Les archétypes, selon Caroline Myss, sont infiniment nombreux, puisqu’aux archétypes anciens, universels et intemporels, s’ajoutent de nouveaux archétypes, créés au cours de l’évolution, ils changent constamment et s’organisent en familles. Chacun de nous dispose d’un agrégat spécifique et unique d’archétypes qui s’expriment individuellement et conjuguent parfois leurs énergies, et nos missions de vies sont gouvernées par les schémas archétypiques. D’où la nécessité de les connaître. L’autrice analyse alors 10 archétypes qui lui semblent être les formes spécifiques du pouvoir actuellement : l’Aidante, l’Artiste, l’Athlète, la Branchée, la Chercheuse Spirituelle, l’Intellectuelle, la Militante, la Rebelle, la Reine et la Visionnaire. En fin d’ouvrage, elle analyse brièvement une plus grande liste d’archétypes.

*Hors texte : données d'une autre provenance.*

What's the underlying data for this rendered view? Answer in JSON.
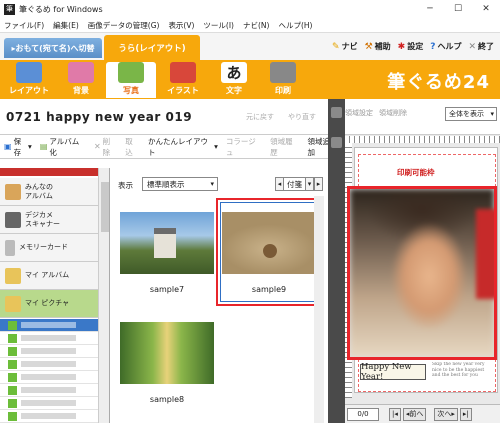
{
  "window": {
    "title": "筆ぐるめ for Windows",
    "controls": {
      "minimize": "─",
      "maximize": "☐",
      "close": "✕"
    }
  },
  "menu": [
    "ファイル(F)",
    "編集(E)",
    "画像データの管理(G)",
    "表示(V)",
    "ツール(I)",
    "ナビ(N)",
    "ヘルプ(H)"
  ],
  "mode_tabs": {
    "omote": "▸おもて(宛て名)へ切替",
    "ura": "うら(レイアウト)"
  },
  "top_right": {
    "navi": "ナビ",
    "hojo": "補助",
    "settei": "設定",
    "help": "ヘルプ",
    "exit": "終了"
  },
  "tools": [
    {
      "label": "レイアウト",
      "icon": "layout-icon",
      "color": "#5b8fd6",
      "glyph": ""
    },
    {
      "label": "背景",
      "icon": "background-icon",
      "color": "#e07aa8",
      "glyph": ""
    },
    {
      "label": "写真",
      "icon": "photo-icon",
      "color": "#7ab648",
      "glyph": ""
    },
    {
      "label": "イラスト",
      "icon": "illustration-icon",
      "color": "#d8473a",
      "glyph": ""
    },
    {
      "label": "文字",
      "icon": "text-icon",
      "color": "#ffffff",
      "glyph": "あ"
    },
    {
      "label": "印刷",
      "icon": "print-icon",
      "color": "#888888",
      "glyph": ""
    }
  ],
  "brand": "筆ぐるめ24",
  "document": {
    "title": "0721 happy new year 019",
    "undo": "元に戻す",
    "redo": "やり直す"
  },
  "toolbar": {
    "save": "保存",
    "album": "アルバム化",
    "delete": "削除",
    "import": "取込",
    "easy_layout": "かんたんレイアウト",
    "collage": "コラージュ",
    "history": "領域履歴",
    "add_area": "領域追加"
  },
  "left_panel": {
    "items": [
      {
        "label": "みんなの\nアルバム"
      },
      {
        "label": "デジカメ\nスキャナー"
      },
      {
        "label": "メモリーカード"
      },
      {
        "label": "マイ アルバム"
      },
      {
        "label": "マイ ピクチャ"
      }
    ]
  },
  "middle_panel": {
    "display_label": "表示",
    "sort_value": "標準順表示",
    "nav_label": "付箋",
    "thumbnails": [
      {
        "caption": "sample7"
      },
      {
        "caption": "sample9"
      },
      {
        "caption": "sample8"
      }
    ]
  },
  "right_panel": {
    "toolbar": [
      "領域設定",
      "領域削除"
    ],
    "view_select": "全体を表示",
    "printable_label": "印刷可能枠",
    "card_text": "Happy New Year!",
    "greeting": "Skip the new year very nice to be the happiest and the best for you",
    "page": "0/0",
    "prev": "前へ",
    "next": "次へ"
  },
  "colors": {
    "accent_orange": "#f7a80c",
    "selection_red": "#e8252b",
    "selection_blue": "#2f6fc4"
  }
}
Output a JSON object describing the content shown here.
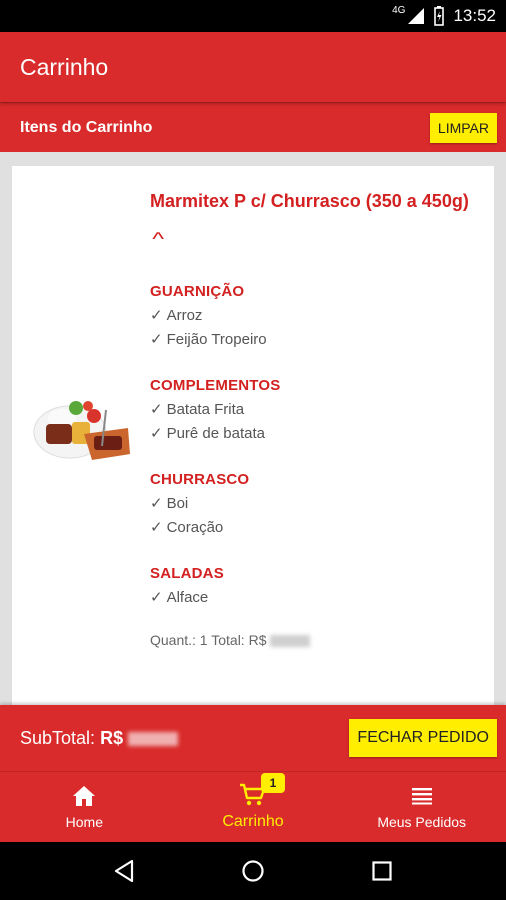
{
  "status_bar": {
    "network": "4G",
    "time": "13:52"
  },
  "app_bar": {
    "title": "Carrinho"
  },
  "cart_header": {
    "title": "Itens do Carrinho",
    "clear_label": "LIMPAR"
  },
  "item": {
    "name": "Marmitex P c/ Churrasco (350 a 450g)",
    "image_icon": "food-plate-image",
    "groups": [
      {
        "title": "GUARNIÇÃO",
        "options": [
          "Arroz",
          "Feijão Tropeiro"
        ]
      },
      {
        "title": "COMPLEMENTOS",
        "options": [
          "Batata Frita",
          "Purê de batata"
        ]
      },
      {
        "title": "CHURRASCO",
        "options": [
          "Boi",
          "Coração"
        ]
      },
      {
        "title": "SALADAS",
        "options": [
          "Alface"
        ]
      }
    ],
    "quantity_label": "Quant.: 1 Total: R$"
  },
  "footer": {
    "subtotal_label": "SubTotal:",
    "subtotal_currency": "R$",
    "checkout_label": "FECHAR PEDIDO"
  },
  "bottom_nav": {
    "items": [
      {
        "label": "Home",
        "icon": "home-icon"
      },
      {
        "label": "Carrinho",
        "icon": "cart-icon",
        "badge": "1"
      },
      {
        "label": "Meus Pedidos",
        "icon": "list-icon"
      }
    ]
  },
  "colors": {
    "primary": "#d92b2b",
    "accent": "#ffee00",
    "title_red": "#d32020"
  }
}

Dans les grandes lignes, j’ai trouvé le travail de Caroline Myss très intéressant : les archétypes sont précisément décrits et analysés, notamment leur ombre et leurs croyances limitantes qui les empêchent de s’exprimer pleinement, et il contient beaucoup de clés pour avancer et retrouver son pouvoir, et vivre son archétype.
Mais le premier problème est qu’il repose entièrement sur l’effet Barnum : pour chaque archétype, elle donne les schémas de comportement et traits de caractère, à vous de voir si cela vous correspond ou non. Le souci est qu’avec ce système, on a tendance à se reconnaître un peu partout, et si je n’avais pas déjà su à la base quels étaient mes archétypes et comment ils dialoguaient entre eux je pense que cet ouvrage ne m’aurait guère avancée. A sa parution, le livre était adossé à un site internet qui proposait justement (d’après ce que j’ai compris) des tests pour savoir quel était notre archétype structurant, mais il n’existe apparemment plus.
Mon autre réserve est plus théorique : je ne suis pas d’accord avec le fait que les archétypes sont d’un nombre infini. Pour moi, seuls existent les archétypes universels et intemporels, qui acquièrent au fil du temps de nouvelles manières de s’exprimer, et ne s’expriment pas de la même manière d’un individu à l’autre, mais cela ne constitue pas de nouveaux archétypes, et leur nombre est fini (une douzaine).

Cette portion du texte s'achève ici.